微笑シリーズ。反風物詩 | からだに恥をかく体操〜えんぴつみがき〜

微笑シリーズ。反風物詩

『怖い話しようぜ!』
「いまお前、半袖いっちょで外出しなくなって久しいことぐらいわかってるよな、その通りいま冬だけど?」
『わかってるよ。でもいいじゃねえか。怖い話を夏しかしてはいけないなんて誰が決めたんだ』
「まあそうだけど」
『稲川淳二か?』
「いや、稲川さんは怖い話の季節は夏だというのを利用した形だろ。シーズン毎に現れるという」
『ああ、チューブみたいな』
「まあ…な」
『チューブね、チューブといや』
「ああ、なんかどうせ悪口めいたこと言う気なんだろ。いいからもう怖い話しようぜ!」
『チューブの悪口なんか言わないよ。おれは広瀬香美じゃねえんだから』
「そういうのも含めておれは危惧してたんだよ!」
『いやさ、同じ夏の季語同士なら』
「夏の季語、まあそうだな」
『ね、夏の季語同士ならチューブと稲川淳二はコラボすりゃいいのにねって話』
「すげえ短絡的な考えだなおい。例えばどういう形で」
『そりゃまあチューブのPVに稲川淳二出演とか』
「思ったより普通だな。でも、チューブの夏っぽさが出たノリノリの曲に稲川さんがあわないんじゃないか?」
『いや、稲川さん虎に襲われてるから』
「昔!、昔のまだ夏のイメージないころの稲川さんかよ!意味ないだろ!」
『いや、怖い話をしてるところで虎に襲われてるから』
「どこで怖い話してんだよ稲川淳二!」
『ノリノリで襲われてるから』
「貪欲か!、リアクション芸人の血は忘れてなかったな!」
『ストップザシーズンインザサン♪』
「太陽の季節よりまず虎を止めろよ!」
『心潤してくれ♪』
「血で!?、怖いよ!、ていうか今更それのPV撮らねえだろ」
『じゃあ、ああ夏休みで』
「じゃあってなんだよ!」
『チューブと稲川淳二が揃って夏休みを取りました』
「チューブと稲川淳二が夏休みを取りますって、なんていうか世も末だなおい(笑)。
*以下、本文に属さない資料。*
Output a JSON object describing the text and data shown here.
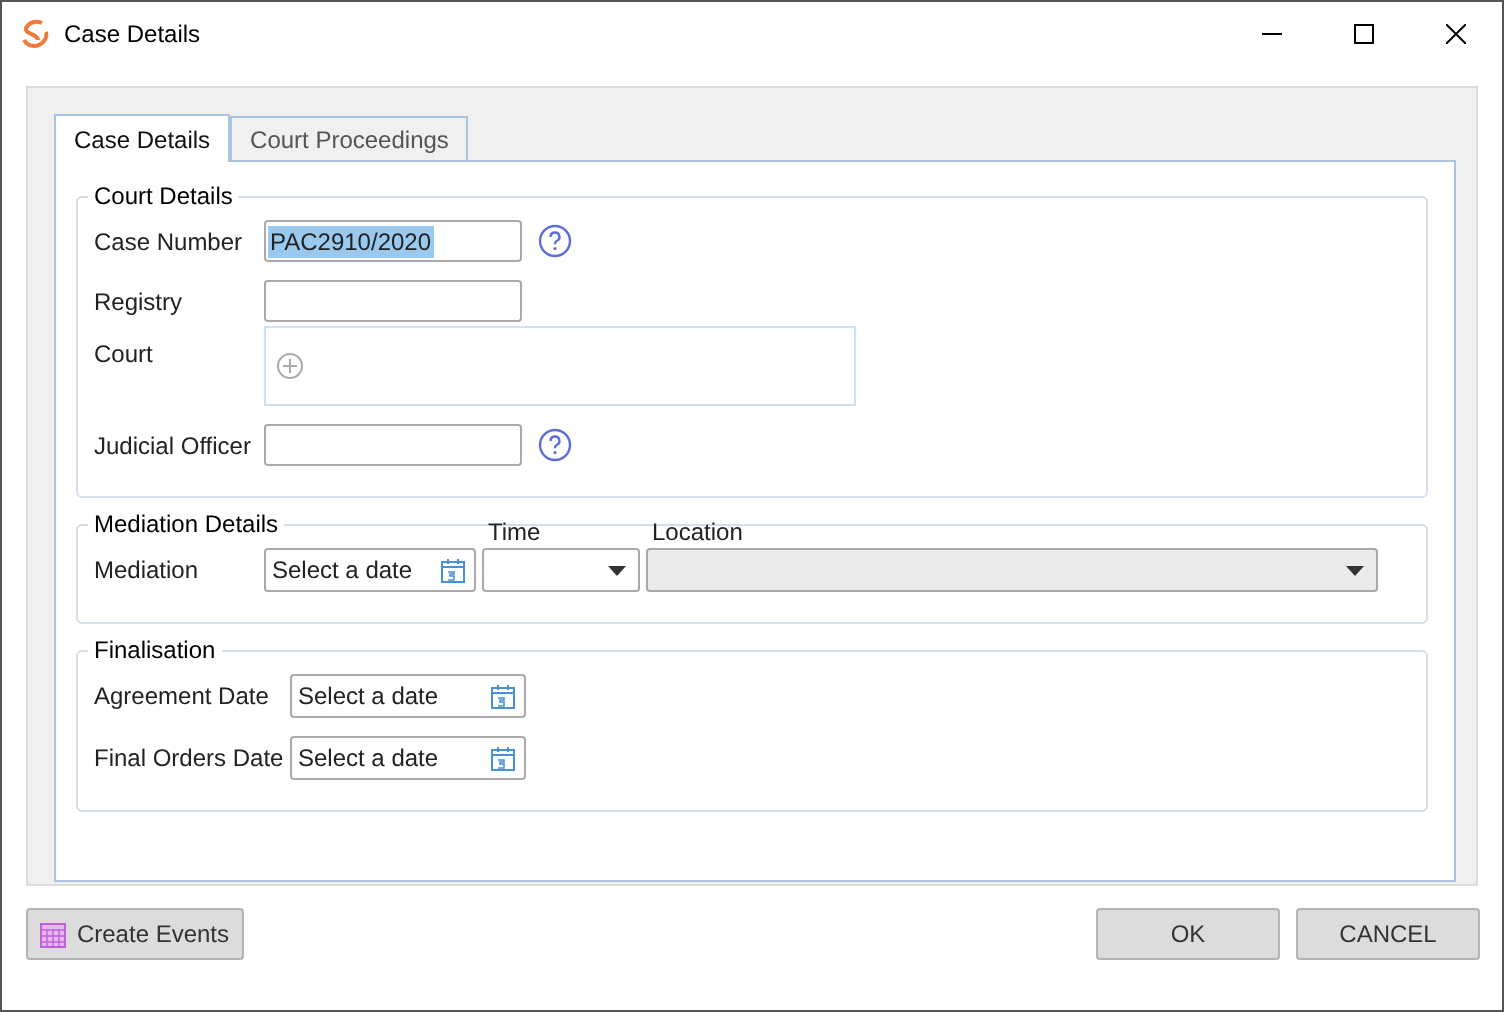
{
  "window": {
    "title": "Case Details"
  },
  "tabs": [
    {
      "label": "Case Details",
      "selected": true
    },
    {
      "label": "Court Proceedings",
      "selected": false
    }
  ],
  "sections": [
    {
      "title": "Court Details",
      "fields": [
        {
          "kind": "text",
          "label": "Case Number",
          "value": "PAC2910/2020",
          "highlighted": true,
          "help": true
        },
        {
          "kind": "text",
          "label": "Registry",
          "help": false
        },
        {
          "kind": "list",
          "label": "Court"
        },
        {
          "kind": "text",
          "label": "Judicial Officer",
          "help": true
        }
      ]
    },
    {
      "title": "Mediation Details",
      "fields": [
        {
          "kind": "mediation",
          "label": "Mediation",
          "placeholder": "Select a date",
          "time_label": "Time",
          "location_label": "Location",
          "location_disabled": true
        }
      ]
    },
    {
      "title": "Finalisation",
      "fields": [
        {
          "kind": "date",
          "label": "Agreement Date",
          "placeholder": "Select a date"
        },
        {
          "kind": "date",
          "label": "Final Orders Date",
          "placeholder": "Select a date"
        }
      ]
    }
  ],
  "buttons": {
    "create": "Create Events",
    "ok": "OK",
    "cancel": "CANCEL"
  }
}
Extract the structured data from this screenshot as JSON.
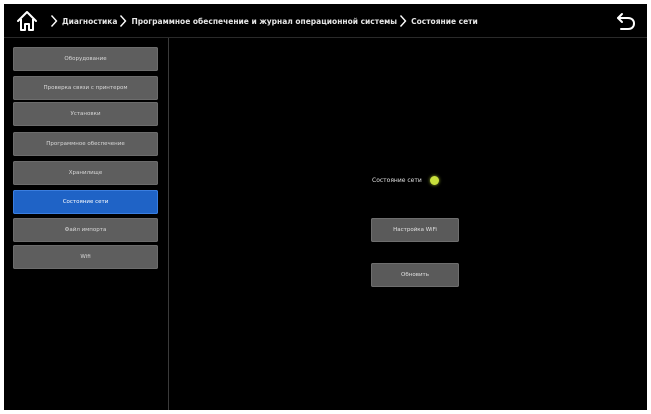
{
  "header": {
    "breadcrumb": [
      "Диагностика",
      "Программное обеспечение и журнал операционной системы",
      "Состояние сети"
    ],
    "home_icon": "home-icon",
    "back_icon": "back-arrow-icon"
  },
  "sidebar": {
    "items": [
      {
        "label": "Оборудование"
      },
      {
        "label": "Проверка связи с принтером"
      },
      {
        "label": "Установки"
      },
      {
        "label": "Программное обеспечение"
      },
      {
        "label": "Хранилище"
      },
      {
        "label": "Состояние сети"
      },
      {
        "label": "Файл импорта"
      },
      {
        "label": "Wifi"
      }
    ],
    "active_index": 5
  },
  "main": {
    "status_label": "Состояние сети",
    "status_color": "#c8e03c",
    "buttons": [
      {
        "label": "Настройка WiFi"
      },
      {
        "label": "Обновить"
      }
    ]
  },
  "colors": {
    "background": "#000000",
    "menu_item": "#5e5e5e",
    "menu_active": "#1f63c6",
    "button": "#5a5a5a",
    "text": "#e0e0e0"
  }
}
なんだその少年誌の投稿コーナーの一言ネタみたいなのは。ダメだよ!、他の季節休んでるんだから夏まで休んだらダメだろ!」
『それを広瀬香美が見て笑ってる』
「もう仲良し!、うんみんな仲良し!」
『ほかにも、稲川淳二がチューブの新曲の作詞作曲したりね』
「もうチューブと稲川淳二はいいんだよ」
『全編語りになって』
「それもう稲川淳二の怖い話をチューブがやっただけだろきっと!、怖い話したいんだろならば早くしろ!」
『でも、おれが怖い話のネタをやり始めたら、もうあんまりおもしろくはならないぜ?』
「言わなくていいよ!、ていうかなるだけおもしろくしろよ!タップすんの早いよ!高速タップかよ、あきらめるな!」
『ていうか冬だし』
「それを言うかお前が」
『まあわかったよ。怖い話な』
「お前がしたいって言った話だぞ」
『そうだなあ、メリーさんって、もう知ってるか?』
「ああ、確か電話の」
『そうそう、いまあなたの後ろにいるの!ってやつなんだけど、…ある日の朝、とある青年の携帯電話に着信があった』
「えっ、その話すんの!?、いま話のオチ言っちゃったけど?」
『青年が電話にでると“あたしメリー、いまゴミ捨て場にいるの”ってすすり泣くような少女の声で言っうと切ったんだ。そう、その青年は変な奴だったんだ。終わり』
「投げやり!」



その通り、途中で投げた。もうなんも考えられない。というか、ケータイぽちぽちし続ける気力がわかない。まあ最終的にメリーはいま稲川淳二と打ち合わせしてるってオチが妥協点じゃないかな。なにと妥協したんだよ。